Former University of Texas football player Julius Whitter has filed a class action lawsuit for up to $50 million against the National Collegiate Athletic Association. He claims the head trauma he was unwittingly exposed to during his time as a college athlete caused his Alzheimer's disease.
Whittier, who lives in Plano, Texas and was the first African-American player on the Texas team, filed suit in the U.S. District Court for the Western District of Texas in Austin. He argues that the NCAA breached its duty to protect college football players by failing to warn them of the risks of head impacts.
Whitter says he suffered repeated head injuries during his college football career. The plaintiff seeks compensation to cover his medical bills.
Who's responsible when a student gets injured?
Sports injuries aren't just for professionals. Each year, thousands of people are injured in high school sports, college programs and even pickup games on campus. While injured pro athletes usually receive pay while recovering from impact injuries, the rest of us have to contend with missed days of school and work, medical bills, a painful recovery and potential lifelong problems.
Most school sport injuries are accidental and occur without negligence. When players voluntarily engage in a sport, they know - or should know - that the possibility of injury exists. It goes with the territory. The law calls it Assumption Of the Risk.

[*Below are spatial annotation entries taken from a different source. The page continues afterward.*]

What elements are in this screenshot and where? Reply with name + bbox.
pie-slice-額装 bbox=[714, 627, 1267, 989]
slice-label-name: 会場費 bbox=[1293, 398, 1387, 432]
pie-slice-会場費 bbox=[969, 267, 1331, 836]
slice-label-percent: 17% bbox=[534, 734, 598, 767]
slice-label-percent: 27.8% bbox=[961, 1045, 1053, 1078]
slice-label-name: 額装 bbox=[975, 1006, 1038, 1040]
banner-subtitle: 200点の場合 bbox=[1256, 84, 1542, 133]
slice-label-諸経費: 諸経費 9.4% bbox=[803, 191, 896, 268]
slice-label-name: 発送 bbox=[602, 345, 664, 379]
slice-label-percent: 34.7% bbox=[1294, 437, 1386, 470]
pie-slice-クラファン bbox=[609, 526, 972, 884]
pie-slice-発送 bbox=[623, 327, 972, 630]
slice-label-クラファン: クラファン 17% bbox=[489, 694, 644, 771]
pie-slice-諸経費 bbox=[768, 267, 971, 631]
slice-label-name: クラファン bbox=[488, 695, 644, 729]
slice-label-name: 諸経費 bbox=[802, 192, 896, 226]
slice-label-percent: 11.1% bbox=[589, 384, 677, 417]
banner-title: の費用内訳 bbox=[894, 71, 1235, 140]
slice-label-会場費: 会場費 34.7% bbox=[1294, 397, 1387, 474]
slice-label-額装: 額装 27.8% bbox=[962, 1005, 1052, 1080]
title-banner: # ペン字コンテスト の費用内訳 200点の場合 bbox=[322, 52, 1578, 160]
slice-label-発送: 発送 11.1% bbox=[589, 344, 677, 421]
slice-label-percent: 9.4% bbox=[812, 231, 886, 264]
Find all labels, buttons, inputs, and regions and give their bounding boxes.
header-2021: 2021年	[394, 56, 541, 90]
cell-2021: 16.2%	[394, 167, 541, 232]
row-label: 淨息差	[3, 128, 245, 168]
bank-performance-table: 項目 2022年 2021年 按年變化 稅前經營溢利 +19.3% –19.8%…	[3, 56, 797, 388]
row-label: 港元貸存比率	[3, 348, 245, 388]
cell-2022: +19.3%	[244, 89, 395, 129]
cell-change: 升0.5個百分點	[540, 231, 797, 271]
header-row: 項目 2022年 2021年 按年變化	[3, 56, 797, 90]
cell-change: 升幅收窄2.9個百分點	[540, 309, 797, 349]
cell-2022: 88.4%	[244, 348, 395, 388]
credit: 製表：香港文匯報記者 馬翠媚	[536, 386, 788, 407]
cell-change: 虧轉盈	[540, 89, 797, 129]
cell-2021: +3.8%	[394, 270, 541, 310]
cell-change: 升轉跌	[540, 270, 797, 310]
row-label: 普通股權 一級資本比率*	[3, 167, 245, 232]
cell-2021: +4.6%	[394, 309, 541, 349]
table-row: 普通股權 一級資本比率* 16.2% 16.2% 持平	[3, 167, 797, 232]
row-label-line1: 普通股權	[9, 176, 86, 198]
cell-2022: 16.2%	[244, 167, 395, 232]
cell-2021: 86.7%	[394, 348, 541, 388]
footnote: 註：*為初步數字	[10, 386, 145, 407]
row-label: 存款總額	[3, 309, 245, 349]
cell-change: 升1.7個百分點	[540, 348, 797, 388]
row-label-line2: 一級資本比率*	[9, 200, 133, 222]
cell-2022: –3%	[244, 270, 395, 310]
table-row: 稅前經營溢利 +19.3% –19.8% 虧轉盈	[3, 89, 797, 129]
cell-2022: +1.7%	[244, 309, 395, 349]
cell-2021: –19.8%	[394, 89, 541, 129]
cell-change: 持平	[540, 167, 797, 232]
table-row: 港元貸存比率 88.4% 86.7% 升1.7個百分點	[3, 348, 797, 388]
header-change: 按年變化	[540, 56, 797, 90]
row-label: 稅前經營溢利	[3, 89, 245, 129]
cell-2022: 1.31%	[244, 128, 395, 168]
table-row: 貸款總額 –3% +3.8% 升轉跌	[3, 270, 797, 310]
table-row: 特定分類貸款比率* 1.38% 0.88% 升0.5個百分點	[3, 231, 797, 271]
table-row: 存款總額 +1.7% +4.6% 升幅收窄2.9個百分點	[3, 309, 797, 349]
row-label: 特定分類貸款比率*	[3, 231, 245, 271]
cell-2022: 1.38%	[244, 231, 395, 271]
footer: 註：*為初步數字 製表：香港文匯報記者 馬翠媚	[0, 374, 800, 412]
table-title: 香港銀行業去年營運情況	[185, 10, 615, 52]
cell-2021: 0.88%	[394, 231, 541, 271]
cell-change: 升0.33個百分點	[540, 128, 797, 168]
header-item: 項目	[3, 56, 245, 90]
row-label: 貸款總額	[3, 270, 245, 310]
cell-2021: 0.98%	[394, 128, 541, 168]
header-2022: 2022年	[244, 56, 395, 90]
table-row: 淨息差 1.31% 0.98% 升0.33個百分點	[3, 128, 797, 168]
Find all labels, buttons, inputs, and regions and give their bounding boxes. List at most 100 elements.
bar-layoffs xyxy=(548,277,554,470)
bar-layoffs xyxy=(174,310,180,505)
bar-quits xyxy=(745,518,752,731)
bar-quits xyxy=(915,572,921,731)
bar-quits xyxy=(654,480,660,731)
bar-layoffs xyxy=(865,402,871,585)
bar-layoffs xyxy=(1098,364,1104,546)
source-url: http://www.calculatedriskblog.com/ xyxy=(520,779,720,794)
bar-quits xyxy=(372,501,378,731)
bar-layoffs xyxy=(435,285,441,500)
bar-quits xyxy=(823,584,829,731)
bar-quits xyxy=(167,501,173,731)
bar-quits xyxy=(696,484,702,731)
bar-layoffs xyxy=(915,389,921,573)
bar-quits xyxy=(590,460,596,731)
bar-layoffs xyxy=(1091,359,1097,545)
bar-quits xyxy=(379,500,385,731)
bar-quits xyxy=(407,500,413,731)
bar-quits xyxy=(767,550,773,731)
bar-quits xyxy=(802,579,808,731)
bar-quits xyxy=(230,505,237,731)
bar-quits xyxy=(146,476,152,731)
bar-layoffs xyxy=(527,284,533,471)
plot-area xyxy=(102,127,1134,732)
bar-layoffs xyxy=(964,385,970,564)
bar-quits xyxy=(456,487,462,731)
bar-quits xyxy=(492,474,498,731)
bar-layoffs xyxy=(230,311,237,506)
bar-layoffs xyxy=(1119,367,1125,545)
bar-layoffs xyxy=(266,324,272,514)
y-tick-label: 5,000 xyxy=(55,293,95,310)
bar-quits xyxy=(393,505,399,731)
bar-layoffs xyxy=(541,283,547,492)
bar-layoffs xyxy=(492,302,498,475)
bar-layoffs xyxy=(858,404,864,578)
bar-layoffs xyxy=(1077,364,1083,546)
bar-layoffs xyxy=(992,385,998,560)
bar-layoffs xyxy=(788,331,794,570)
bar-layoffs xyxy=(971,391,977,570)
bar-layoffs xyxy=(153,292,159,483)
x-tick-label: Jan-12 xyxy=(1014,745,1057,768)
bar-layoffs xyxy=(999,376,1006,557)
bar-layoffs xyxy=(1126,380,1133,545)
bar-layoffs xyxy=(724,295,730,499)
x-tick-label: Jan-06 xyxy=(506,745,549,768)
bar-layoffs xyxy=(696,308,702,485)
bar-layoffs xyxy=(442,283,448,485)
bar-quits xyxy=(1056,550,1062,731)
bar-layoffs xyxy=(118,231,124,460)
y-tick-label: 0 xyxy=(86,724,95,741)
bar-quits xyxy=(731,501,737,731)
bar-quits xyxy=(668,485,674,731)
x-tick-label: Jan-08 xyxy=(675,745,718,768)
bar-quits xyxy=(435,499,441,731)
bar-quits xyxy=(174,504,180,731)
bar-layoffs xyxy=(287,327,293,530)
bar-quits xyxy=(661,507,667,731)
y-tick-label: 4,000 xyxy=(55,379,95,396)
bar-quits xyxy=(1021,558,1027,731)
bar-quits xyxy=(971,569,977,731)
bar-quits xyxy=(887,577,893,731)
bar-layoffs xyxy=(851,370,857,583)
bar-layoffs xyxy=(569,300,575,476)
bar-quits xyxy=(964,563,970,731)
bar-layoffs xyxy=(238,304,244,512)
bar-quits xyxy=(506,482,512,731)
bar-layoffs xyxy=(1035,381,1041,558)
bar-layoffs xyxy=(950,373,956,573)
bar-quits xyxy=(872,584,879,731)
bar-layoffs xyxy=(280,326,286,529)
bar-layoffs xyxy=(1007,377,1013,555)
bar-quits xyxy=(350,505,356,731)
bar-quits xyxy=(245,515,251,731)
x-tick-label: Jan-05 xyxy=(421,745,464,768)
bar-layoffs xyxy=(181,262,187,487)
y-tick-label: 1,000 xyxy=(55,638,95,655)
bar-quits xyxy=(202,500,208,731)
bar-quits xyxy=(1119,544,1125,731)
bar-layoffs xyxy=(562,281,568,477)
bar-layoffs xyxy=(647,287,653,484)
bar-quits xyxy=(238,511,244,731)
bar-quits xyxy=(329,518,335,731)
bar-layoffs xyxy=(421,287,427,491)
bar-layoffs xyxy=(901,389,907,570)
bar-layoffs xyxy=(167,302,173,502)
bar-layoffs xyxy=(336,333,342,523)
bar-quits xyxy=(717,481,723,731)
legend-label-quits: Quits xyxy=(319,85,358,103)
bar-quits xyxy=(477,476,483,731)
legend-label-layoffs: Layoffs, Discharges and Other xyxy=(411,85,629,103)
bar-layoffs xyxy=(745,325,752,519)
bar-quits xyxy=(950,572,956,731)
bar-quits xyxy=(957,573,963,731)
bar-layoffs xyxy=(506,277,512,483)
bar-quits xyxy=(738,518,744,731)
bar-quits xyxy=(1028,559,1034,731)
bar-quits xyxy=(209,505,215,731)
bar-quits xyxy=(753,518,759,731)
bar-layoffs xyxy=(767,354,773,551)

However, there are exceptions. If the injury wasn't inherent or expected, students are entitled to compensation. For example, if a student trips over a sprinkler head that shouldn't have been out while the game was going on, that student was exposed to an unforeseen risk and is no longer burdened with the assumption of risk.
How are Texas schools and the NCAA handling student injuries?
Since 2005, the NCAA has required athletes to carry insurance for athletically-related injuries before they can compete. The insurance can come from the school, a parent or an athlete's personal policy, and must cover up to the $90,000 deductible of the NCAA catastrophic injury insurance program.
The NCAA says this rule protects athletes from unexpected medical expenses and eliminates misconceptions about the university's responsibility. It also protects schools from lawsuits because covered athletes are less likely to sue when expenses are paid by some form of insurance, the NCAA says.
In Texas, the laws are changing too. Last year, the Legislature passed House Bill 2038, also known as Natasha's Law, that requires training for coaches and athletic trainers on how to react when players sustain concussions.
Under the previous rules, a coach could put students back into a practice or a game if they were symptom-free for 15 minutes. Now, a physician has to give clearance before athletes in any sport can return to the field. Although Natasha’s Law applies only to public schools, some private schools and club leagues have also adopted it.